The WHSRN nomination process of the Georgia Barrier Islands was part of a larger North American project under the Arctic Migratory Birds Initiative (AMBI), led by the Commission for Environmental Cooperation (CEC). The CEC AMBI project has worked to identify and designate important sites for Red Knot Calidris canutus (rufa and roselaari subspecies) and Semipalmated Sandpiper Calidris pusilla, and to engage the communities at these sites in Arctic-nesting shorebird conservation.

“Our coast is unlike any other place on earth,” said Megan Desrosiers, CEO of One Hundred Miles , the Georgia nonprofit organization that shepherded the nomination. “Today’s announcement confirms to the rest of the world what we in Georgia already know: our 100 miles are a wonder of the world – worthy of our pride and deserving of our protection.
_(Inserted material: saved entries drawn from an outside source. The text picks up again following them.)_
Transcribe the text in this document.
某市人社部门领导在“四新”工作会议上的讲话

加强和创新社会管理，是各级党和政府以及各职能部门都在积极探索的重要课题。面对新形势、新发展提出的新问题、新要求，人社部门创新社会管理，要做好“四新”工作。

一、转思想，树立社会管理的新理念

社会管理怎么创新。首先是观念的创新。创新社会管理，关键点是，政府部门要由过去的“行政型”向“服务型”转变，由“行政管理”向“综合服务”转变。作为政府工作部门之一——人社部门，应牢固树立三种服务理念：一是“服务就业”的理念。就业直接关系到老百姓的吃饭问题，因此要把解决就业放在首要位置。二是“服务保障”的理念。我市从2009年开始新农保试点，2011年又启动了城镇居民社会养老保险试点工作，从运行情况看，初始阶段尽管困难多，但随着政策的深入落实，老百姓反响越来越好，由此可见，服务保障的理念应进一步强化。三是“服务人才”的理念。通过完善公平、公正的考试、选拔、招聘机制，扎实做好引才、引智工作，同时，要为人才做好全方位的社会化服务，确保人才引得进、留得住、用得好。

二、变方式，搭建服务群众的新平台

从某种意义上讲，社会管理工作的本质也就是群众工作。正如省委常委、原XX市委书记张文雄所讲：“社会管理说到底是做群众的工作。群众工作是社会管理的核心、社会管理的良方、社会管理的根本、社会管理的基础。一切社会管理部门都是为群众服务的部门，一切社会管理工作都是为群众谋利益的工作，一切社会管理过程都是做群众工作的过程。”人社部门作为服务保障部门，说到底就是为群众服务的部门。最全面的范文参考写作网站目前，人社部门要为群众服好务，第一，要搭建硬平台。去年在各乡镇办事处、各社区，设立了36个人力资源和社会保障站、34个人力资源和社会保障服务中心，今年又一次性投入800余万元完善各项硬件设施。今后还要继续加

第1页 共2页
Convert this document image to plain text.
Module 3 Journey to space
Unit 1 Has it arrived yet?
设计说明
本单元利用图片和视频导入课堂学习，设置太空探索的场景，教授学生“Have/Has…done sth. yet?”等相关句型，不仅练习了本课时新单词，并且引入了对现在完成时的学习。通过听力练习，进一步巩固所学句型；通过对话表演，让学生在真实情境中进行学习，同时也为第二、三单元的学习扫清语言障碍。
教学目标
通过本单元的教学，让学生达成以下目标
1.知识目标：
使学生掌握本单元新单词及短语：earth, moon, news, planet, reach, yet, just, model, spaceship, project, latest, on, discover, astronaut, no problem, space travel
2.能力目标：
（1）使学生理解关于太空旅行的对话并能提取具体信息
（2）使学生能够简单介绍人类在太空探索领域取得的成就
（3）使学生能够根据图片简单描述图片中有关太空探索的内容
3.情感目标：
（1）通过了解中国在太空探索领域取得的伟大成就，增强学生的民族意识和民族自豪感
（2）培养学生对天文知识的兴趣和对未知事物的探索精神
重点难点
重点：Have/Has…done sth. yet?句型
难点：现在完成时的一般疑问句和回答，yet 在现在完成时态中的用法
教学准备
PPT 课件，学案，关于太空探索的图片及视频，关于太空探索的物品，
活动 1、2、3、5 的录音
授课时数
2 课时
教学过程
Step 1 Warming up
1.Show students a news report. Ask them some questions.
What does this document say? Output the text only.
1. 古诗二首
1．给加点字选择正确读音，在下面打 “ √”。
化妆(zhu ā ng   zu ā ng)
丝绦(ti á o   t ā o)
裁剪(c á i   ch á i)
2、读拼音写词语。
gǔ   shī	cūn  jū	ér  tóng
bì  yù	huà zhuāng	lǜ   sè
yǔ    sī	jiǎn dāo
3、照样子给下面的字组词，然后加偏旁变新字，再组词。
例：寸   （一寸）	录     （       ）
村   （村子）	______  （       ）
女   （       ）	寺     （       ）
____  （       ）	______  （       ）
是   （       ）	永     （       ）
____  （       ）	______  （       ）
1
It is an honor to work with the land owners, governments, and agencies involved in the conservation of our world’s most special habitats.”

Shorebird walking on the sand

@ Brad Winn, Manomet

About the CEC

The Commission for Environmental Cooperation (CEC) was established in 1994 by the governments of Canada, Mexico and the United States through the North American Agreement on Environmental Cooperation, a parallel environmental agreement to NAFTA. As of 2020, the CEC is recognized and maintained by the Environmental Cooperation Agreement, in parallel with the new Free Trade Agreement of North America. The CEC brings together a wide range of stakeholders, including the general public, Indigenous people, youth, nongovernmental organizations, academia, and the business sector, to seek solutions to protect North America’s shared environment while supporting sustainable development for the benefit of present and future generations

The CEC is governed and funded equally by the Government of Canada through Environment and Climate Change Canada, the Government of the United States of Mexico through the Secretaría de Medio Ambiente y Recursos Naturales, and the Government of the United States of America through the Environmental Protection Agency.